Parent Blog: Stella – The Benefits of Higher Education

Friday 23rd March 2018

Parents Benefits of Higher Education

Stella has two daughters who both have degrees, one of which progressed via A levels onto University and the second completed an Open University degree after originally completing BTEC and A level qualifications.

As parents, the view we adopted regarding our daughters venturing into higher education was always that the decision had to come from them.  They are the ones who have to go and do the course not me or my husband.  We did think it was very important that we were well enough informed ourselves to be there for support and guidance if and when they requested help and advice.  Getting the balance right is crucial.  Too overbearing and you lose their trust and they don’t tell you anything!  Too little and they may get sidetracked into something unrealistic or unsuitable. It was especially difficult for me as a teacher to ensure that this balance was maintained.  I suppose ‘waiting in the wings’ is how I played it but being there if needed.  It feels much more positive to be asked your opinion rather than dictating it!

Our daughters have very different characters and personalities so the process needed to be bespoke and personalised to their needs.  Throughout their childhood we had always supported and encouraged them to do what made them happy.  This was an important factor in moving on to the world of Higher Education.  If it would make them happy, fulfill their ambitions and dreams and help them build resilience to cope with the real cutthroat world out there they should try it.  Often learning for its ‘own sake’ is lost in all the pressures of learning with a specific career in mind.  The joy of learning and stretching yourself to the limit is an important factor in being satisfied with what you end up with in life. So for a young person to be able to mix and converse with other people from different backgrounds and cultures is a really important life skill higher education can offer.  . In addition being with ‘like minded’ people is often a very positive outcome of higher education in that a young person may have found themselves quite isolated at school or college for various reasons e.g. their ability, choice of subjects, even their choice in music!   To find themselves friends who have the same interests as themselves, somewhere they ‘fit in’ are accepted for who they are can be a huge relief and help their own development which previously may have been stifled in the large secondary school setting.  It can provide a platform to develop positive relationships away from family and friends at home if they choose to live away from the family home.  It’s often not easy for parents but that’s another story!

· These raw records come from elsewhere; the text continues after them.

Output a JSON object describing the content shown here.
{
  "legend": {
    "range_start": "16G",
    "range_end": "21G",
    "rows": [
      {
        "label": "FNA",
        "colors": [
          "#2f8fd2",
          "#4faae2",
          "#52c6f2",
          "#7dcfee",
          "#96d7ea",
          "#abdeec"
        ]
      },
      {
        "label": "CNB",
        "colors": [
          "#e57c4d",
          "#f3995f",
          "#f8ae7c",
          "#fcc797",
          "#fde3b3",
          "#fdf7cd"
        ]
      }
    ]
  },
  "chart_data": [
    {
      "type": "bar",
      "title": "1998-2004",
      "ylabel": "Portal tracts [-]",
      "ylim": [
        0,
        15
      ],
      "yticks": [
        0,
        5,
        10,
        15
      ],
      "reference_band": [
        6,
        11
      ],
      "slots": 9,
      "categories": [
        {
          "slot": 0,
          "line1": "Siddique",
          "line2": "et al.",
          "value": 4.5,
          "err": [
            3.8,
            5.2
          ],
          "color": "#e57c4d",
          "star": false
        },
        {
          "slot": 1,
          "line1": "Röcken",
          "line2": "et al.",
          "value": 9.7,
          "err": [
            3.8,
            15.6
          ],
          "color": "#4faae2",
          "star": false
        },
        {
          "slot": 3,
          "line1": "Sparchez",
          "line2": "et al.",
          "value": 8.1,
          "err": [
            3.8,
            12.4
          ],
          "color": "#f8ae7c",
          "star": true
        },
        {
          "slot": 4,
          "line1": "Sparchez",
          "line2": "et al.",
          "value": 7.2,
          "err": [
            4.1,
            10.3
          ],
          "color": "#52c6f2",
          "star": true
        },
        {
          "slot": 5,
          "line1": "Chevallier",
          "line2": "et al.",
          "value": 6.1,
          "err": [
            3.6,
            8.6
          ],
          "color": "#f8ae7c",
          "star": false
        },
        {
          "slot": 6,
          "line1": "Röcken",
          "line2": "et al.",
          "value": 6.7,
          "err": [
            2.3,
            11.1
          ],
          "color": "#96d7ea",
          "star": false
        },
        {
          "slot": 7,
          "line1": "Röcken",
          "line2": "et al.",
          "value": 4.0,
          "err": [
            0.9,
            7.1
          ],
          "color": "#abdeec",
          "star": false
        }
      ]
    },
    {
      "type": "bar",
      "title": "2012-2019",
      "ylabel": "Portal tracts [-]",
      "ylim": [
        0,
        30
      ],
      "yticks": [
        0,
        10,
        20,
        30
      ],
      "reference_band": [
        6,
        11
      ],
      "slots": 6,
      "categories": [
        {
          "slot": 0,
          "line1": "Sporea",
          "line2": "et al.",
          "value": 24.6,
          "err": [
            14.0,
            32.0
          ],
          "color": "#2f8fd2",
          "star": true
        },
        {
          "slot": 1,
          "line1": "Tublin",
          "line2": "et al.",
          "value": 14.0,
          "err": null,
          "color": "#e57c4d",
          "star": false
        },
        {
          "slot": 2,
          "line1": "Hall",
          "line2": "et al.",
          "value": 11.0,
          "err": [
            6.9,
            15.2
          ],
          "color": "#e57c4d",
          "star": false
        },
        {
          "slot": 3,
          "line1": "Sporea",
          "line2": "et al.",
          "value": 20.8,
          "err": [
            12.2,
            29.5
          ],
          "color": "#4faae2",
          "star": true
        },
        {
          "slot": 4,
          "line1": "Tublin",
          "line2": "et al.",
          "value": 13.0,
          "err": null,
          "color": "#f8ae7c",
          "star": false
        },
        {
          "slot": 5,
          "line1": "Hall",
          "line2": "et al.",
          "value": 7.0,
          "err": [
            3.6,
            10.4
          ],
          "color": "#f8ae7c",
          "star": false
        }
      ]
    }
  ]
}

Moving away is a big part of belonging to the higher education community.  Whilst not essential I would at least recommend it for the first year even if your child opts for study at a home university or college.  Learning to live independently develops skills in washing, cooking, cleaning, shopping and budgeting to be responsible for themselves.  It helps them work out the best work life balance and leads to a more rounded individual with a broader outlook.  Living in a shared flat, whether in halls or private rented accommodation, means learning to share and co-inhabit with people a young person might not normally associate with. It’s about getting on with people and forming new, more diverse relationships that can be enduring and lead on to opportunities for collaboration when they enter the world of work.

There are many myths surrounding entry to Higher Education.  For me two related to finance.  It was not until I researched it at the time of our daughter going to University I realised that the tuition fees could be paid via a student loan from the Government applied for through Student Finance England.  Also, it was the students loan not the parents.  Secondly, that the student did not have to pay back the loan [with interest] until their salary reached £21,000, [25,000 from April ’18].  Only when earnings exceed this figure is payment of 9% of the sum earned above that figure; e.g. earnings of £24,000 the payment would be 9% of £3,000.  £270 would be taken at source annually.

Our other daughter chose to study for a degree via the Open University.  This resulted in a longer period of study [6 years] and at the time it was less expensive financially but much more demanding of her time.  She had a full time job throughout and also went through a divorce.  This form of higher education suited her circumstances at the time, she didn’t take out any loans to pay her fees or for maintenance so has no debt.   She achieved the same sense of satisfaction and pleasure from her studies as her sister but did miss out on other positive aspects such as social interactions.

As parents we’re pleased that they both took the opportunities available and made the most of them.  As a result they are both much more confident, self-assured and can converse and interact with a wide range of people.  They are able to apply their learning in the world of work and manage their time efficiently and effectively.  The pleasure in study has supported both our daughters into employment.